“Toda carta de amor é ridícula”

“Toda carta de amor é ridícula”

BsB, 03 de agosto de 2006

Ô meu amigo, como vai essa sua força? Esse seu viver? Eu não vou nada bem, nada bem! Como diz a música de Seu Jorge e Ana Carolina. É uma dor fincada na alma, alguma coisa meio confusa, uma raridade que me espeta no peito dia e noite.

Imagine você que cheguei para minha amada, em um dia em que ela era só felicidade e, sem mais nem menos, disse, ali, na lata: __ Se você ficar comigo, vou fazer de tudo para que você mude completamente o visual. Você vai virar outra pessoa, uma mulher ainda mais bonita, mais elegante. Vou cortar o seu cabelo, vou fazer com que você emagreça meio quilo, que seu corpo seja esculpido em todos os detalhes e formas anatômicas, por especialistas do ramo. Ficará sem dúvida, uma mulher de dar inveja a qualquer sacristão. Vamos fazer o que for preciso, tudo que a medicina tem de melhor para oferecer a uma grande mulher.

Mas antes que ela fizesse qualquer coisa, fui buscar o espelho que ela me deu de presente dias atrás. Aquele... de peões de obra, que camelôs vendem em perfusão, nas esquinas das grandes cidades, já lhe falei sobre ele. Eu precisava fazer a barba, até porque estava prateada e muito rala. Esse processo, para mim, é rápido e indolor, em alguns segundos minha face fica uma beleza - irretocável. Quando, já com o rosto coberto de creme, me vi; distante, longe, apagado. Olhei profundamente em meus olhos, em minha boca, em meu bigode desgrenhado e mal aparado. Bigode que cultivo desde os tempos da brilhantina. Um verdadeiro orgulho!

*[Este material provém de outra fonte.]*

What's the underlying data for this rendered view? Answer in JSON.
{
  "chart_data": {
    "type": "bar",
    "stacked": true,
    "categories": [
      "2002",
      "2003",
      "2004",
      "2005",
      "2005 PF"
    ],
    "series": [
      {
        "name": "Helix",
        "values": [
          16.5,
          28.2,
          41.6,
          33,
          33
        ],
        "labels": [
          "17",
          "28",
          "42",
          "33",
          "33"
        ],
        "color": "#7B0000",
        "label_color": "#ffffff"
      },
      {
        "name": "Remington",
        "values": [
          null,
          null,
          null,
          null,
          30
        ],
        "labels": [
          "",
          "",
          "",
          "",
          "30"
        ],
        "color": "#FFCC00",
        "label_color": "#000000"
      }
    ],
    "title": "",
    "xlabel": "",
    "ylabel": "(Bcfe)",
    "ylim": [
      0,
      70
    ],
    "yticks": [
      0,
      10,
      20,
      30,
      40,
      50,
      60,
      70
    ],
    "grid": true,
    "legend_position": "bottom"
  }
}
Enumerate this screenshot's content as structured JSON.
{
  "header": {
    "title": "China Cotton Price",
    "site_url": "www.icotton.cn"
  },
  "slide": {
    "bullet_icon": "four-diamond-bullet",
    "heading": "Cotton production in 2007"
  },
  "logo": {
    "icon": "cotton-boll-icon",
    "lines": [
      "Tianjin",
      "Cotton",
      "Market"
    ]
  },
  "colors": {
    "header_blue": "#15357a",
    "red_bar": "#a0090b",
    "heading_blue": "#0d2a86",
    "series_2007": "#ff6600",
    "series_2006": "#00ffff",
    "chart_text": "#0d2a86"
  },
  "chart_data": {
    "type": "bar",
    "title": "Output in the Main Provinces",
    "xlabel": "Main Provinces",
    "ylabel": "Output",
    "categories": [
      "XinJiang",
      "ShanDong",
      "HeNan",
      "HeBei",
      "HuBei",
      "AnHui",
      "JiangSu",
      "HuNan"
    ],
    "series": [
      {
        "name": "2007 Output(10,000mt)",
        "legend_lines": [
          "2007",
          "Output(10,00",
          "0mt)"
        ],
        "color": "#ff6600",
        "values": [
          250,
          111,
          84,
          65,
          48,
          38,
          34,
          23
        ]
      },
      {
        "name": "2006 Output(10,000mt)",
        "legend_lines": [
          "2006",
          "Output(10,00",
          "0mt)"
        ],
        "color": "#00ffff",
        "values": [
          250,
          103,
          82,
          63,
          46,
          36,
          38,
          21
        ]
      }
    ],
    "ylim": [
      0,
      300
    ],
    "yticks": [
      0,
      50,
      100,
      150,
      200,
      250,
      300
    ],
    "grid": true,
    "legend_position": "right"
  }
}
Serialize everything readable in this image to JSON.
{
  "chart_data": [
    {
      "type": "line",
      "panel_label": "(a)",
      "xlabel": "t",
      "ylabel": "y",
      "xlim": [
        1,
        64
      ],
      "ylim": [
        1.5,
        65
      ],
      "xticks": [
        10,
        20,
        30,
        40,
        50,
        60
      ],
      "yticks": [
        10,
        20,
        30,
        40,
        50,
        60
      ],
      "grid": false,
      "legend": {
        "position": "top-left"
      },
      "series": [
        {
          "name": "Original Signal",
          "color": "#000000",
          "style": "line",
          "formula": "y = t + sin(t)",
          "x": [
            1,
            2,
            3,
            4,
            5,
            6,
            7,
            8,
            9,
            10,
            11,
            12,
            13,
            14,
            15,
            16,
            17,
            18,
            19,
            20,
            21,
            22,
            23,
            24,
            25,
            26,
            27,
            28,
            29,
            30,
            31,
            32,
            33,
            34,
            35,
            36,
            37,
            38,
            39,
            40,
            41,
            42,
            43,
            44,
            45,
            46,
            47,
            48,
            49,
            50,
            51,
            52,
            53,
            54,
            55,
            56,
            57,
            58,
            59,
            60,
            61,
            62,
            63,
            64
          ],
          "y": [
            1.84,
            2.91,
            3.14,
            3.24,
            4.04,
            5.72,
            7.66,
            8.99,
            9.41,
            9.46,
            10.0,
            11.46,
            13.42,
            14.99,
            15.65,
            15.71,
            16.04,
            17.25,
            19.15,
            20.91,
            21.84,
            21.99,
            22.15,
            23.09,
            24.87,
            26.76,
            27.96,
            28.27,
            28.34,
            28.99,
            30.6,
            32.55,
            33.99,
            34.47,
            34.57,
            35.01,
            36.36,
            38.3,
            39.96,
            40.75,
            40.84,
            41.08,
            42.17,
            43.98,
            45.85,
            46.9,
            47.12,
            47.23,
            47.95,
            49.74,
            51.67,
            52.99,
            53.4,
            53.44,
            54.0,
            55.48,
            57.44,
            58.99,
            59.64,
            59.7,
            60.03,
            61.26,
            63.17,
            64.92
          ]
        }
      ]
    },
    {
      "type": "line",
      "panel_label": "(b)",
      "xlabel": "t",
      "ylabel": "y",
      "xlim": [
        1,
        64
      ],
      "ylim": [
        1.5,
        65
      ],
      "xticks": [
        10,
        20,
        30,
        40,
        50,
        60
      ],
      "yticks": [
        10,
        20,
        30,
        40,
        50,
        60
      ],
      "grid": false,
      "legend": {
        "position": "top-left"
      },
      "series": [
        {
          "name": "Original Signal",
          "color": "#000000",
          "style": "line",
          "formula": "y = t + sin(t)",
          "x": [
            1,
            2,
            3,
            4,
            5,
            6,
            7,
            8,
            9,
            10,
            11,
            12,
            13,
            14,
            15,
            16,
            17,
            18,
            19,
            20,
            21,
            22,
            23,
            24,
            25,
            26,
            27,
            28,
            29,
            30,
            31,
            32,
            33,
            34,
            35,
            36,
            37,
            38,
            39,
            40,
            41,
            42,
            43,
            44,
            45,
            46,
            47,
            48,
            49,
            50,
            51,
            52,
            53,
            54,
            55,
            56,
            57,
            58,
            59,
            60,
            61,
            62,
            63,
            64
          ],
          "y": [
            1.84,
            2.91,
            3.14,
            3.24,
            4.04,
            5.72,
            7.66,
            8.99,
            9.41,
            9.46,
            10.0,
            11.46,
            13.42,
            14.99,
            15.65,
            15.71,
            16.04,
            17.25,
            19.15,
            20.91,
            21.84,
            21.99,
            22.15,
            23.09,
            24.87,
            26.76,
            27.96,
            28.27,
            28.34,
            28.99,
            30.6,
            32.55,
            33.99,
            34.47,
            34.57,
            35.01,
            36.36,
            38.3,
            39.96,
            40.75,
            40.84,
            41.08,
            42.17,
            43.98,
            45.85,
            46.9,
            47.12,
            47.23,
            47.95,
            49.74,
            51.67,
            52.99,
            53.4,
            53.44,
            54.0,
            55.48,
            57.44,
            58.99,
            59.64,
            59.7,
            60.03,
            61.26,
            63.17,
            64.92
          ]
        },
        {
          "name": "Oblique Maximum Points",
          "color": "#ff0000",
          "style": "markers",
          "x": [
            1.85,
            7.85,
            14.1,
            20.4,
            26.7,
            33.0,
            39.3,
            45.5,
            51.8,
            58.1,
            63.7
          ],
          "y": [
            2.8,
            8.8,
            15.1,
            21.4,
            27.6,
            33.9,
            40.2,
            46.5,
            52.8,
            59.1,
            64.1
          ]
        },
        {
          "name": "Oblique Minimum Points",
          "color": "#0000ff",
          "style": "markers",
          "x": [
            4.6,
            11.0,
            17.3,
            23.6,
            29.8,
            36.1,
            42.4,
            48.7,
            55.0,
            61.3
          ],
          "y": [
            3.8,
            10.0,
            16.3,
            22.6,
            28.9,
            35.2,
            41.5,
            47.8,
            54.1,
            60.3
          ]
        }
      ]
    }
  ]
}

Naquele momento me veio à mente uma pergunta inesperada. Sei que ela jamais faria tal indagação, sua educação não permitiria. __ E você? O quê mudaria por mim? Será que tiraria o bigode? Acho charmoso. Faria uma cirurgia plástica para desentortar o nariz? Que, mesmo torto, acho lindo!

Sem muito pensar corri até minha oficina onde guardo meus bagulhos, minhas tranqueiras. Peguei uma fita isolante, por ser preta, colei em meu bigode para ver como ficaria sem ele. Não demorou... Ah, estou parecido com um tal de Adolfo, Adolfo Hitler. Logo percebi que não era uma boa idéia ficar parecido com um alemão. Não daria certo, mas ela poderia argumentar: é tão simples... e, na verdade, é mesmo. Basta uma pincelada com o barbeador e pronto. Mas, e daí? Sem bigode vou ficar um horror, meu nariz vai aparecer demais, vou ficar mais narigudo do que já sou. Realmente esta idéia eu não poderia aceitar de forma alguma. Outra vez me olhei no espelho, agarrei-o com as duas mãos, olhei para mim insistentemente e severamente. Meus olhos estavam arregalados, mais que o de costume, confesso, fiquei assustado. Passei horas me olhando, contemplando minha estranha atitude.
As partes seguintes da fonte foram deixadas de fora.